New study reveals how the heat wave hit the Sharks Bay dolphins


The global significance of this piece of seagrass and its potential role in combating climate change was also highlighted in the recent study by David Attenborough. Blue planet TV series, with producers visiting Shark Bay to film an episode.

But Monday's research also revealed how the loss of prairies from seagrass and fish communities has impacted calf survival rates based on 10-year long-term data from 2007.


The article, a collaboration among international researchers, studied more than 5,000 dolphin encounters in the area and showed that along with a decline in dolphin survival rates, there was also a decline in the number of calves born to females, which continued after the wave heat up to 2017.

Senior author Simon Allen of the Bristol School of Life Sciences said the findings suggest that extreme weather events such as the 2011 heat wave may be sudden or disturbing even for highly adaptable animals such as dolphins.

"We're still seeing the recovery of seagrass meadows or fish stocks and now we find negative impacts on dolphins in just one event," Allen said.

"Given that marine heat waves are occurring more often in association with climate change, this raises serious concerns about the long-term prospects for the dolphin population, commercial fisheries and the ecosystem as a whole."

A dolphin in Shark Bay uses a sponge as a forage tool.

A dolphin in Shark Bay uses a sponge as a forage tool. Credit:Simon Allen

Researchers believe that the loss of food availability and habitat prevented fish stocks from rebounding to preheating levels, which had a flowing effect when dolphins spent more time searching for food.

This, in turn, reduced dolphin vigilance in protecting their offspring, resulting in more sharks successfully attacking calves.

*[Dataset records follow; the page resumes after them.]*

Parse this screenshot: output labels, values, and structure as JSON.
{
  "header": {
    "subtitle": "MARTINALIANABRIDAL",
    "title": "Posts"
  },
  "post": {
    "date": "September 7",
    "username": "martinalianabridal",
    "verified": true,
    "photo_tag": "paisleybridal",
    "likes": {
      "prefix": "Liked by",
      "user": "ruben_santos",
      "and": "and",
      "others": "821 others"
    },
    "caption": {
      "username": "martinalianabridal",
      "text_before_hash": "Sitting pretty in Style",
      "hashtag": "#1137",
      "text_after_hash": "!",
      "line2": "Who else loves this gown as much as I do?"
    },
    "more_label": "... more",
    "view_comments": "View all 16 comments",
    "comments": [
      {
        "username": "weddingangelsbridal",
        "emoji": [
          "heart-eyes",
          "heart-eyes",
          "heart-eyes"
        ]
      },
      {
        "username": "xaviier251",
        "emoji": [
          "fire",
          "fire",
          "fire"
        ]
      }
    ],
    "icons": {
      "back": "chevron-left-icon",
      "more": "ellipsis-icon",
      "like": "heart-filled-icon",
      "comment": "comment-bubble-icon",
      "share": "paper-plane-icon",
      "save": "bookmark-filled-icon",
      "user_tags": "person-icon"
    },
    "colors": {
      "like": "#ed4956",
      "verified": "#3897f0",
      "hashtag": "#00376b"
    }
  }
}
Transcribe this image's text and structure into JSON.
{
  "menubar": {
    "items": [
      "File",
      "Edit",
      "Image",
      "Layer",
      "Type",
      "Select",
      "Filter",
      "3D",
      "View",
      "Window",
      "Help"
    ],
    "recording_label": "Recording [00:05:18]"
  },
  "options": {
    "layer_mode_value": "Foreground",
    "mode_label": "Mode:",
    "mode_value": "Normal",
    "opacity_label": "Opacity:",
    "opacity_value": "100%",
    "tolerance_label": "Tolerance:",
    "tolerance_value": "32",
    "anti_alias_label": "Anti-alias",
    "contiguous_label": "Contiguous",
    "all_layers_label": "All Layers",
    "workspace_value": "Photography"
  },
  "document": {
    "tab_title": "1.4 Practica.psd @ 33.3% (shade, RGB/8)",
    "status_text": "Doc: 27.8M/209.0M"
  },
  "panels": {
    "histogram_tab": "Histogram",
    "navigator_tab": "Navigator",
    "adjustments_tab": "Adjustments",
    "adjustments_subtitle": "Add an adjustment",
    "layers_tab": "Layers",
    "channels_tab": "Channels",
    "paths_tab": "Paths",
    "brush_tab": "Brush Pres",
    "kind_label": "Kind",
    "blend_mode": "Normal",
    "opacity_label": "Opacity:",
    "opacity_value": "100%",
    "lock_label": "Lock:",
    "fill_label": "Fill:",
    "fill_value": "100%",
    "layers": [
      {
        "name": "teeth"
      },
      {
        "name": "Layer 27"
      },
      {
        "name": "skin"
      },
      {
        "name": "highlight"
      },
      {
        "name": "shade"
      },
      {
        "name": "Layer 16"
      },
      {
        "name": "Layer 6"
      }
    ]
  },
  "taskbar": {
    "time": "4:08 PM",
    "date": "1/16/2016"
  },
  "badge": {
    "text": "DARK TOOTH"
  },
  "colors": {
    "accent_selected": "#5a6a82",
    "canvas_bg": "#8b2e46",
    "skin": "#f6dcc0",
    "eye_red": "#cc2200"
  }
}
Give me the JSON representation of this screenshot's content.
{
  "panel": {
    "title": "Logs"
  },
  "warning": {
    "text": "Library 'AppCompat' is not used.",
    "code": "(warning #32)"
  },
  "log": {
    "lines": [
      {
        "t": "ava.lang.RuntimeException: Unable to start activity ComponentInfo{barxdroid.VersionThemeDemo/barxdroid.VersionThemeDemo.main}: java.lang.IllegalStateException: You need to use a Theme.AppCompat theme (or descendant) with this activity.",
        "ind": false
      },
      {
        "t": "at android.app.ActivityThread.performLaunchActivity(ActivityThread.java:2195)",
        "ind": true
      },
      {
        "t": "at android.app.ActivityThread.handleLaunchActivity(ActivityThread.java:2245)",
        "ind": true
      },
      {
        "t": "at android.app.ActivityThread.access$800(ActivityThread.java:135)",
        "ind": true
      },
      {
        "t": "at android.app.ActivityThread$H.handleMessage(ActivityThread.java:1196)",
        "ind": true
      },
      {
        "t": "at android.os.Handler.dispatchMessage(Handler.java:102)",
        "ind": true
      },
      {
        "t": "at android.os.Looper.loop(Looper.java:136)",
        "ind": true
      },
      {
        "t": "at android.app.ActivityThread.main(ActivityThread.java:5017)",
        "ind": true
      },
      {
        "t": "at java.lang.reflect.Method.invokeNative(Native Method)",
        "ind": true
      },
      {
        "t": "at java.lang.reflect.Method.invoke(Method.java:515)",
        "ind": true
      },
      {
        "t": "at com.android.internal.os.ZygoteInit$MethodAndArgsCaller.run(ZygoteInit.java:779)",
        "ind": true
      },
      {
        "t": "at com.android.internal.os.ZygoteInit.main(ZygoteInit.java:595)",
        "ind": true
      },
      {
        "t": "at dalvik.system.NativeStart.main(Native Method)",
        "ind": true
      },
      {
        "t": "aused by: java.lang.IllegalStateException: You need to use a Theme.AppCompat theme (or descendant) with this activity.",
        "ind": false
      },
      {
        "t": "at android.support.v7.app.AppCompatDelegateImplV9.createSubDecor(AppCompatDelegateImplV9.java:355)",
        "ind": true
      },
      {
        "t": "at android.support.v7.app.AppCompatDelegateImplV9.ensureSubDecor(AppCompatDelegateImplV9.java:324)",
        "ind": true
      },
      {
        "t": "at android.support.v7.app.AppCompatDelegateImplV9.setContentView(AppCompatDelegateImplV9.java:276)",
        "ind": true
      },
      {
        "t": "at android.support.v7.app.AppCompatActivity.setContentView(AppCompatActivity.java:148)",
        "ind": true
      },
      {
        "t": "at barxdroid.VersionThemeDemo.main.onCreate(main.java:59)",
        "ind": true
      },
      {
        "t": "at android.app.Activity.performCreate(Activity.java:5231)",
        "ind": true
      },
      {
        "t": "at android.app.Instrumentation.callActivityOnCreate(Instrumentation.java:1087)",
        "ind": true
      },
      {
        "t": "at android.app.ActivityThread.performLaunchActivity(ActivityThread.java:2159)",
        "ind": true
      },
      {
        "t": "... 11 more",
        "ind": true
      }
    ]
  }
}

Researchers also suggest that reduced food availability could have led to increased mortality when the nutritional needs of the mother and calf could not be sustained.

However, among the bad news was an interesting titbit. Researchers observed that dolphins that used marine sponges as a fodder tool – a technique learned, developed to help find food in deeper channels – fared better than those who did not.

Lead author Sonja Wild said the falls were a "stark reminder" of the impacts of climate change and showed the broad spectrum effects of maritime heat waves.


Cameron is the homepage editor for WAtoday.